Sitting at the JFK airport in New York waiting for my connecting flight to San Francisco, I hear voices speaking a language that isn't English, but it isn't Hebrew either.

Out of the corner of my eye I see a man walking toward me. Something sways near his hips, but when I glance up it is not the tzitzit I expected to see, but instead it is the arms of the sweatshirt he has tied around his waist.

I purchase a bottle of water, but the vendor does not want Shekels, she wants Dollars.

I realize the Hebrew, the tzitzit, the Shekels were not surprising or jarring when I arrived in Israel. Why, then, are their absence here so unsettling to me now?

Why in the world would I think nostalgically about the Hardei turning their back to me as I walked down the street?

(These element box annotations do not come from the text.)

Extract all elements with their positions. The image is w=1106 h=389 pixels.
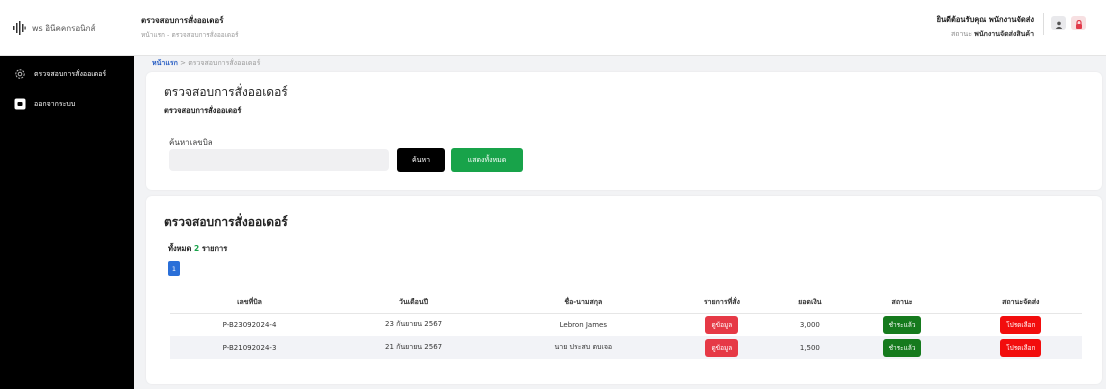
table-row: P-B23092024-4 23 กันยายน 2567 Lebron Jam… [170, 313, 1082, 336]
ship-status-cell: โปรดเลือก [960, 313, 1082, 336]
column-header: สถานะ [844, 292, 960, 314]
breadcrumb-separator: > [180, 59, 186, 67]
header-divider [1043, 13, 1044, 35]
logout-icon [14, 98, 26, 110]
breadcrumb: หน้าแรก > ตรวจสอบการสั่งออเดอร์ [152, 58, 260, 69]
bill-number-cell: P-B23092024-4 [222, 320, 277, 329]
user-greeting: ยินดีต้อนรับคุณ พนักงานจัดส่ง [936, 15, 1034, 24]
user-role: พนักงานจัดส่งสินค้า [974, 30, 1034, 38]
breadcrumb-home-link[interactable]: หน้าแรก [152, 59, 178, 67]
total-prefix: ทั้งหมด [168, 244, 192, 253]
view-items-button[interactable]: ดูข้อมูล [705, 338, 739, 357]
customer-name-cell: Lebron James [559, 320, 607, 329]
header-titles: ตรวจสอบการสั่งออเดอร์ หน้าแรก - ตรวจสอบก… [141, 14, 239, 40]
date-cell: 23 กันยายน 2567 [385, 320, 443, 329]
sidebar-item-label: ออกจากระบบ [34, 99, 76, 108]
column-header: วันเดือนปี [329, 292, 499, 314]
show-all-button[interactable]: แสดงทั้งหมด [451, 148, 523, 172]
status-cell: ชำระแล้ว [845, 313, 960, 336]
column-header: สถานะจัดส่ง [959, 292, 1082, 314]
items-cell: ดูข้อมูล [669, 313, 776, 336]
column-header: ยอดเงิน [775, 292, 845, 314]
paid-status-badge[interactable]: ชำระแล้ว [882, 338, 922, 357]
search-button[interactable]: ค้นหา [397, 148, 445, 172]
ship-status-select-button[interactable]: โปรดเลือก [1000, 338, 1042, 357]
waveform-logo-icon [12, 21, 26, 35]
user-status-label: สถานะ [950, 30, 972, 38]
user-info: ยินดีต้อนรับคุณ พนักงานจัดส่ง สถานะ พนัก… [937, 14, 1034, 40]
total-number: 2 [194, 244, 200, 253]
table-row: P-B21092024-3 21 กันยายน 2567 นาย ประสบ … [170, 336, 1082, 359]
items-cell: ดูข้อมูล [668, 336, 776, 359]
user-status: สถานะ พนักงานจัดส่งสินค้า [937, 29, 1034, 40]
header-breadcrumb: หน้าแรก - ตรวจสอบการสั่งออเดอร์ [141, 31, 239, 39]
total-suffix: รายการ [201, 244, 228, 253]
amount-cell: 3,000 [799, 320, 820, 329]
sidebar-item-order-check[interactable]: ตรวจสอบการสั่งออเดอร์ [0, 65, 134, 83]
lock-icon [1075, 14, 1083, 33]
user-profile-button[interactable] [1051, 16, 1066, 30]
brand[interactable]: ws อินีคคกรอนิกส์ [0, 0, 134, 56]
breadcrumb-current: ตรวจสอบการสั่งออเดอร์ [188, 59, 261, 67]
ship-status-select-button[interactable]: โปรดเลือก [1000, 315, 1042, 334]
orders-card: ตรวจสอบการสั่งออเดอร์ ทั้งหมด 2 รายการ 1… [146, 196, 1102, 384]
bill-search-input[interactable] [169, 149, 389, 171]
bill-number-cell: P-B21092024-3 [170, 336, 330, 359]
column-header: ชื่อ-นามสกุล [498, 292, 669, 314]
sidebar-item-label: ตรวจสอบการสั่งออเดอร์ [34, 69, 107, 78]
pagination-page-button[interactable]: 1 [168, 261, 180, 276]
ship-status-cell: โปรดเลือก [959, 336, 1082, 359]
page-title: ตรวจสอบการสั่งออเดอร์ [141, 16, 224, 25]
table-header-row: เลขที่บิล วันเดือนปี ชื่อ-นามสกุล รายการ… [170, 292, 1082, 314]
gear-icon [14, 68, 26, 80]
sidebar-item-logout[interactable]: ออกจากระบบ [0, 95, 134, 113]
user-icon [1055, 14, 1063, 33]
search-card: ตรวจสอบการสั่งออเดอร์ ตรวจสอบการสั่งออเด… [146, 72, 1102, 190]
top-bar: ws อินีคคกรอนิกส์ ตรวจสอบการสั่งออเดอร์ … [0, 0, 1106, 56]
amount-cell: 1,500 [775, 336, 845, 359]
date-cell: 21 กันยายน 2567 [329, 336, 499, 359]
view-items-button[interactable]: ดูข้อมูล [705, 315, 739, 334]
orders-card-title: ตรวจสอบการสั่งออเดอร์ [164, 215, 288, 229]
orders-table: เลขที่บิล วันเดือนปี ชื่อ-นามสกุล รายการ… [170, 292, 1082, 359]
search-label: ค้นหาเลขบิล [169, 138, 213, 147]
lock-button[interactable] [1071, 16, 1086, 30]
total-count: ทั้งหมด 2 รายการ [168, 243, 227, 255]
column-header: เลขที่บิล [170, 292, 330, 314]
paid-status-badge[interactable]: ชำระแล้ว [882, 315, 922, 334]
customer-name-cell: นาย ประสบ ตบเจอ [498, 336, 669, 359]
column-header: รายการที่สั่ง [668, 292, 776, 314]
sidebar: ตรวจสอบการสั่งออเดอร์ ออกจากระบบ [0, 56, 134, 389]
search-card-title: ตรวจสอบการสั่งออเดอร์ [164, 85, 288, 99]
search-card-subtitle: ตรวจสอบการสั่งออเดอร์ [164, 106, 242, 115]
status-cell: ชำระแล้ว [844, 336, 960, 359]
brand-name: ws อินีคคกรอนิกส์ [32, 23, 96, 33]
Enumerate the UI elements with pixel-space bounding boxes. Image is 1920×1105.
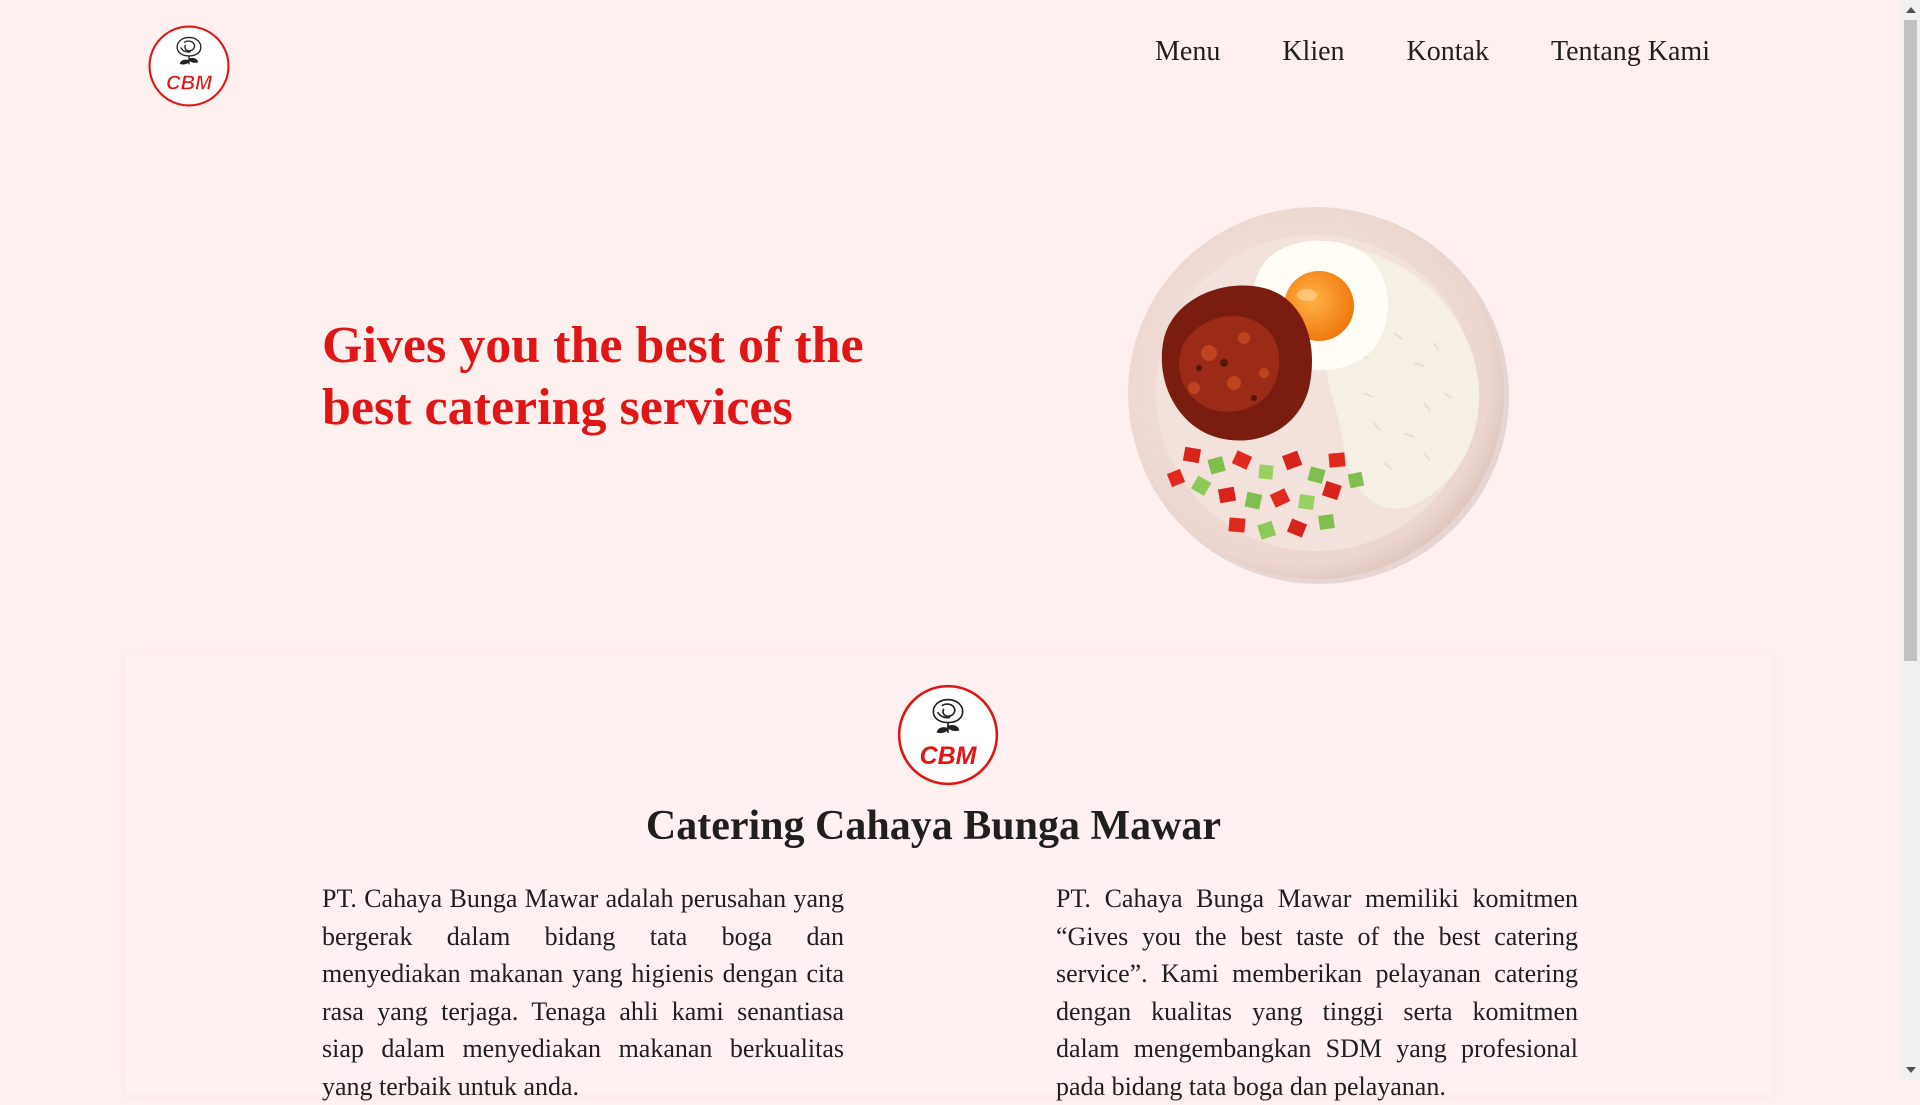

The woman sitting next to me asks me, in Spanish, what time it is, and I am able to answer her in Spanish. Sadly, I would have had more trouble understanding her question and formulating the answer if we were trying to speak Hebrew. So why doesn't this exchange make me feel more at home?

Whatever led me to believe that if I just visited Israel once I would be satisfied? I don't want to live there, but I want to be there, soaking it in. I know I belong here now, in the US, and I suspect the alien feeling of my own country will fade with the jet lag.

Yet part of me will forever miss the ease I felt, walking into a restaurant or dining room without having to wonder whether the bread served with the meat might have dairy in it, violating the laws of kashrut. I will miss the mezuzah on every hotel room door and the quiet of the streets of Jerusalem on Shabbat.

It seems there will always be something here to remind me I am no longer in Israel.